Here's the relevant code from Homebrew OS:

 1
 2
 3
 4
 5
 6
 7
 8
 9
10
11
12
13
14
15
16
17
18
19
20
21
22
23
24
25
26
27
28
29
30
31
32
33
34
35
36
37
38
39
40
41
42
43
44
45
46
47
48
49
50
51
52
53
54
55
56
57
58
59
60
61
62
63
64
65
66
67
68
69
70
71
72
	.align 16
	.globl __syscall_entry
__syscall_entry:
        // Calling convention on HBOS is that %rax contains
        // the system call number when you enter a system call and
        // contains errno when you exit. This is a fast path to make sure
        // that the number makes sense. Note that this doesn't change
        // the values in any registers or use any stack.
	cmpq $SYSCALL_COUNT,%rax
	jb __syscall_ok
	movq $ENOTSUP,%rax
	sysretq
__syscall_ok:
        // Swap the user-space thread-local storage with the kernel's
        // per-cpu state for this CPU.
	swapgs

        // %gs:0 now points to the kernel's per-CPU state.
        // We can now freely use this without interfering with
        // anything that other CPUs are doing.

        // Swap stacks...
	movq %rsp,%gs:CPUSTATE_SAVED_STACK
	movq %gs:CPUSTATE_SYSCALL_STACK,%rsp

        // Now we are on a known good stack, so we
        // have a place to save a register so we can do
        // some computation.
	push %rax
	movq %gs:CPUSTATE_CUR_THREAD,%rax

        // %rax now points to the kernel's thread control block.

        // Remember that we entered the kernel via a syscall as
        // opposed to, say, an interrupt. Eventually we will probably
        // want to return control to the thread, so we have to make
        // sure we exit in the opposite way that we entered.
	movb $THREADRET_SYSCALL,THREAD_THREADRET(%rax)

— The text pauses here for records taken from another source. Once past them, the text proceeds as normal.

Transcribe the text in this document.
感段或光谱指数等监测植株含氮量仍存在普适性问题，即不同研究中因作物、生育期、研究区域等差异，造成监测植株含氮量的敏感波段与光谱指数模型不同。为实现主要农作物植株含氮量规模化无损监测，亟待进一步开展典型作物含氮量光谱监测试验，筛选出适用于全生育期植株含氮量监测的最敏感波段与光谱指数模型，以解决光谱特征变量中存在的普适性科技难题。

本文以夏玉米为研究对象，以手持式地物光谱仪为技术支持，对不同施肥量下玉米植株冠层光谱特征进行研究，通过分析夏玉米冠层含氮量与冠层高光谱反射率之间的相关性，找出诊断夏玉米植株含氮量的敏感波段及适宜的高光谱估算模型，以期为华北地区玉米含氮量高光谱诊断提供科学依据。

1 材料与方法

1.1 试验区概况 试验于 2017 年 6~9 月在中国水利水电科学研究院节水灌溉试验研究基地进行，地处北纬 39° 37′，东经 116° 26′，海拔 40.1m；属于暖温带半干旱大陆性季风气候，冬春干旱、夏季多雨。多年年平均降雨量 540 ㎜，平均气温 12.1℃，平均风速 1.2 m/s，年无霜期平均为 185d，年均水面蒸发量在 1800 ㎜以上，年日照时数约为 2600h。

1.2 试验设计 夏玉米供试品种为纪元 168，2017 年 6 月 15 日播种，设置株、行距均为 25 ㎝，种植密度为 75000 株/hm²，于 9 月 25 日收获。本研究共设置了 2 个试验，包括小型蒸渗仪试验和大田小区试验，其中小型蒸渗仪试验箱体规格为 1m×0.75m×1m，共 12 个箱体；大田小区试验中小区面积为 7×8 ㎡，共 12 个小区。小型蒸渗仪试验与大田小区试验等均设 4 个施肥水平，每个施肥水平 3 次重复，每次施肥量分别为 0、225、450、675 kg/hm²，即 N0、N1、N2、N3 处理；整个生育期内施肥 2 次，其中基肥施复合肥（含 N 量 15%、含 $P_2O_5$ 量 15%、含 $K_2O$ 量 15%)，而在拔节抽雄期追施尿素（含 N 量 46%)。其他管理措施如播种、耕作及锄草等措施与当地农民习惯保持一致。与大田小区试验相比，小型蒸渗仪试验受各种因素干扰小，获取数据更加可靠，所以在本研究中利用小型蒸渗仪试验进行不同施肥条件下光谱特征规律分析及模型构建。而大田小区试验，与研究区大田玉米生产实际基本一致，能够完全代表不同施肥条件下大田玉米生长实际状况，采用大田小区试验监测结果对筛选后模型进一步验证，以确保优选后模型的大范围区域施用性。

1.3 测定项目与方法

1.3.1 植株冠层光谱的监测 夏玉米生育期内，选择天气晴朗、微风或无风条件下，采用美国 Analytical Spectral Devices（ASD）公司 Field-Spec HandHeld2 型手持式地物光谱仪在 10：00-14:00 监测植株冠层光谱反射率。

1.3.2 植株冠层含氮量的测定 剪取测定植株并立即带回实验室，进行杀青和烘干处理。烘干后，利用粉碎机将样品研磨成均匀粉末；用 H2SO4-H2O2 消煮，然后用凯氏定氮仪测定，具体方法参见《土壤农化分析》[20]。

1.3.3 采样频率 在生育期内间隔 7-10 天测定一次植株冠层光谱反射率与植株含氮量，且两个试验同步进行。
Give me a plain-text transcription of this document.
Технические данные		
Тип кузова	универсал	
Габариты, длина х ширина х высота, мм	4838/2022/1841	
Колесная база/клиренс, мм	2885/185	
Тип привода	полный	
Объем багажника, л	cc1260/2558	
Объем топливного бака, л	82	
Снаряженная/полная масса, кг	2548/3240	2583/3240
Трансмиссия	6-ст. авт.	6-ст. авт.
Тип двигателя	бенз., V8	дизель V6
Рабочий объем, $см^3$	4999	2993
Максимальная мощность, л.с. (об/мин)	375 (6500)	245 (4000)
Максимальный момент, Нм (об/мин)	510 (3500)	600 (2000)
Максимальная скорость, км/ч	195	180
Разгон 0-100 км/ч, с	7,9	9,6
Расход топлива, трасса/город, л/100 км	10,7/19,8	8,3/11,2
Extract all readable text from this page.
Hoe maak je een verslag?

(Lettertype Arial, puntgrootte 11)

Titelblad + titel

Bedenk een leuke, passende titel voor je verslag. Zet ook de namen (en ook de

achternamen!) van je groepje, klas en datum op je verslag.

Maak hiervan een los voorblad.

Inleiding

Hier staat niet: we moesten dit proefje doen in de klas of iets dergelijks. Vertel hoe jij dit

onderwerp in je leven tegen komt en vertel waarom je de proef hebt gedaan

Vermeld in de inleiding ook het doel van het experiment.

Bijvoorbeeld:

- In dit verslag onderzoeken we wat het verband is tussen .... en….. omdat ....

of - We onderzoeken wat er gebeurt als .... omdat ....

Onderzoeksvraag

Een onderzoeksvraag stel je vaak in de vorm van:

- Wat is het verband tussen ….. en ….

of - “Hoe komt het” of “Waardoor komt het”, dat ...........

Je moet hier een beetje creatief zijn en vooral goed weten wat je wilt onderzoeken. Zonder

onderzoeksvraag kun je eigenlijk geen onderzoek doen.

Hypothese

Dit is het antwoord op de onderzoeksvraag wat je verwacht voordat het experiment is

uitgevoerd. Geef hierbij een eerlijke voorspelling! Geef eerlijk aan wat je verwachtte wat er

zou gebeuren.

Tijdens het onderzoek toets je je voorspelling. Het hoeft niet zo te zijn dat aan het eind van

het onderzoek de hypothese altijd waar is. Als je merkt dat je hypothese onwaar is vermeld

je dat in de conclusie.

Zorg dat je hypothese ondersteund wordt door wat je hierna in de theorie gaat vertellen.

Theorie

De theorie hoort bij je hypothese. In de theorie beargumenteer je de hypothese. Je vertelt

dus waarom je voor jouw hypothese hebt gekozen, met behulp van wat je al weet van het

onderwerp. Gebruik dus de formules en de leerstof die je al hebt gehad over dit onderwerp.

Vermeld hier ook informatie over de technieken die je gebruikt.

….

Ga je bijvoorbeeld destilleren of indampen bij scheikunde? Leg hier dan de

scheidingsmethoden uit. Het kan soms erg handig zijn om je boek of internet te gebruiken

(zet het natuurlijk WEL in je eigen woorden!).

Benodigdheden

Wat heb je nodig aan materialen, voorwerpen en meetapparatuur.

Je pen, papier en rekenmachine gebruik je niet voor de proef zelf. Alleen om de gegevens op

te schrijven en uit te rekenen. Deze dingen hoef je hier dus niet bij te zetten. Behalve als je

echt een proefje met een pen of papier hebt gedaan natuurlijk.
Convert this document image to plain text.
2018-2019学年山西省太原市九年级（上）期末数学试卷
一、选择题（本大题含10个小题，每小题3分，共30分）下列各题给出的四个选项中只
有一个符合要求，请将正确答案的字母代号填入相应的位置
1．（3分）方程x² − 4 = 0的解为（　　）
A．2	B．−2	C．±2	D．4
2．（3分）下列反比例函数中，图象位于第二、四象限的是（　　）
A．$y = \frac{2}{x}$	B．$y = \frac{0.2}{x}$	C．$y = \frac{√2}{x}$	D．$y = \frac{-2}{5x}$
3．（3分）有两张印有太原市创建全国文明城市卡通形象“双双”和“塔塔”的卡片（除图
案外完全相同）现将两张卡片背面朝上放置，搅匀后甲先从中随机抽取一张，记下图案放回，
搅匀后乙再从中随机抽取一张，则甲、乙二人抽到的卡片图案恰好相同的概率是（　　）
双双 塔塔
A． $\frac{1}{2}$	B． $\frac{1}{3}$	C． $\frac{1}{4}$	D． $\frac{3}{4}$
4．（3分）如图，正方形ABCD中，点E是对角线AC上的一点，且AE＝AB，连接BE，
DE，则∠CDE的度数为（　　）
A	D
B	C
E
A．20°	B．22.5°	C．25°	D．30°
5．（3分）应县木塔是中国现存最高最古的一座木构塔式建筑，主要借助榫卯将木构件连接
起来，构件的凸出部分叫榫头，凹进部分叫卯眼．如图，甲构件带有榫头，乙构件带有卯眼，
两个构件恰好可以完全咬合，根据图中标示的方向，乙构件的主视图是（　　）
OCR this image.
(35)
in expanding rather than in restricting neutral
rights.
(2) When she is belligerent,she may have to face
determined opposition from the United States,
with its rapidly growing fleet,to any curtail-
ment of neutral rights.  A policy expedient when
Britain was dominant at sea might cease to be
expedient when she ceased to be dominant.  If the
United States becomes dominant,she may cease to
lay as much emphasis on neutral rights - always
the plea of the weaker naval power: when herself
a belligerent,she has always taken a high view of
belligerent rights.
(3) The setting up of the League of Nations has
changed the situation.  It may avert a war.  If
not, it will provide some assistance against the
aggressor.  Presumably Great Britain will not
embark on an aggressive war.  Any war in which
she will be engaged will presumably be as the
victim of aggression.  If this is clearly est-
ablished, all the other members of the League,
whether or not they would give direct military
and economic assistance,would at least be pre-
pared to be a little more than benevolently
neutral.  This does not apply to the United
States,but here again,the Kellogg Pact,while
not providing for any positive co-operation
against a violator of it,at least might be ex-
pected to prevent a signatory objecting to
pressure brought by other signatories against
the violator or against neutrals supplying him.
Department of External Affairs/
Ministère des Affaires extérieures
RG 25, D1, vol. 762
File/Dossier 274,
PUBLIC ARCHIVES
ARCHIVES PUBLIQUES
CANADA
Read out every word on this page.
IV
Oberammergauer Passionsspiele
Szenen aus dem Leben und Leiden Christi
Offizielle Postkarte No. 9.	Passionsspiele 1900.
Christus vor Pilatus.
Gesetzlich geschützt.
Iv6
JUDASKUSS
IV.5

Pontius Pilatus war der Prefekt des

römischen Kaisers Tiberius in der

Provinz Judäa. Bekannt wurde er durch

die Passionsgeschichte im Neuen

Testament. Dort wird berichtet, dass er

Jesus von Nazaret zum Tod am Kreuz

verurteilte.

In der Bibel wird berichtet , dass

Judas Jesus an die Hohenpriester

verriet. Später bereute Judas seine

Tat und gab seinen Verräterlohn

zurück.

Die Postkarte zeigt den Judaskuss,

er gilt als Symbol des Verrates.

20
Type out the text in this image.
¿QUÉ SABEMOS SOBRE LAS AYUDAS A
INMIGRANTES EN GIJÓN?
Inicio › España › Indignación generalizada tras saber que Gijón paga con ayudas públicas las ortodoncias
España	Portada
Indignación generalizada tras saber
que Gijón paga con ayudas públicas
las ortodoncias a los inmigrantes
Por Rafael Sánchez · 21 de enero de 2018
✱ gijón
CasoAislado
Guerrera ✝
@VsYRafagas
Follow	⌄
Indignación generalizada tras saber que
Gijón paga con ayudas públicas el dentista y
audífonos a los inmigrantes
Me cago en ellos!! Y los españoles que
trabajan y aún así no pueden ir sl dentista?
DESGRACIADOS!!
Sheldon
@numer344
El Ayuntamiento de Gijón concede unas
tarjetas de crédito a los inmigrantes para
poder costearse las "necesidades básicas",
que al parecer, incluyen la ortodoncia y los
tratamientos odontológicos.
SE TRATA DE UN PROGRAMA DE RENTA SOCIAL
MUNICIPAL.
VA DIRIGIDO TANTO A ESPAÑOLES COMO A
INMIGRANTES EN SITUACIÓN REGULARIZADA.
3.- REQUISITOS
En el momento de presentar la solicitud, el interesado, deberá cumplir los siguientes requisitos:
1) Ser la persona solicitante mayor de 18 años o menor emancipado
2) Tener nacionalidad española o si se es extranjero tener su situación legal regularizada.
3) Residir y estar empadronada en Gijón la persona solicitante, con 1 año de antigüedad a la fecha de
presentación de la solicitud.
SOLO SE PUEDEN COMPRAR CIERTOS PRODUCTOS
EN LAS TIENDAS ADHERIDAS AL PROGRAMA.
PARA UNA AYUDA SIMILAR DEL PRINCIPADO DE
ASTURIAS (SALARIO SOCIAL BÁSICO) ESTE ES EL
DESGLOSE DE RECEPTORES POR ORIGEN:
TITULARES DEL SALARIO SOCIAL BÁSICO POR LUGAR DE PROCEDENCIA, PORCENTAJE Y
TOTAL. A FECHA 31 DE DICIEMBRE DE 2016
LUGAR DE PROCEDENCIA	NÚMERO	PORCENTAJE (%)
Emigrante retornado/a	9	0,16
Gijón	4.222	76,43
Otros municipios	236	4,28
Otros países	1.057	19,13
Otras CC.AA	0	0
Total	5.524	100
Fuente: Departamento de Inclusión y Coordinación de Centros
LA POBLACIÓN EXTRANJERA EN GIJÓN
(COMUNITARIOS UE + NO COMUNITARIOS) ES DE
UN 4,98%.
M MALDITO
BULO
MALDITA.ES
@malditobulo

        // Now that we have the TCB, save registers into it...
	movq %r11,REGOFF_RFLAGS(%rax)
	lea THREAD_CPUREGS(%rax),%rax
	movq %rbx,REGOFF_RBX(%rax)
	movq %rcx,REGOFF_RCX(%rax)
	movq %rdx,REGOFF_RDX(%rax)
	movq %rsi,REGOFF_RSI(%rax)
	movq %rdi,REGOFF_RDI(%rax)
	movq %rbp,REGOFF_RBP(%rax)
	movq %r8,REGOFF_R8(%rax)
	movq %r9,REGOFF_R9(%rax)
	movq %r10,REGOFF_R10(%rax)
	movq %r11,REGOFF_R11(%rax)
	movq %r12,REGOFF_R12(%rax)
	movq %r13,REGOFF_R13(%rax)
	movq %r14,REGOFF_R14(%rax)
	movq %r15,REGOFF_R15(%rax)

	// We temporarily stored the user-space stack
        // pointer in CPUSTATE_SAVED_STACK...
	movq %gs:CPUSTATE_SAVED_STACK,%rcx
	movq %rcx,REGOFF_RSP(%rax)

        // ...and we temporarily stored %rax on the stack.
	pop %rcx
	movq %rcx,REGOFF_RAX(%rax)

        // All registers are now saved, and we're on a known
        // good kernel-space stack. We can now call into C
        // code and everything will work.
	mov %rcx,%rax
	movq %r10,%rcx
	call *syscall_table(,%rax,8)


The sysret code does essentially the same thing only in reverse. The kernel changes the saved copy of the GS when it does a context switch, so when the system call exit code (sysret) does a final SWAPGS, the correct thread-local storage pointer is swapped back in.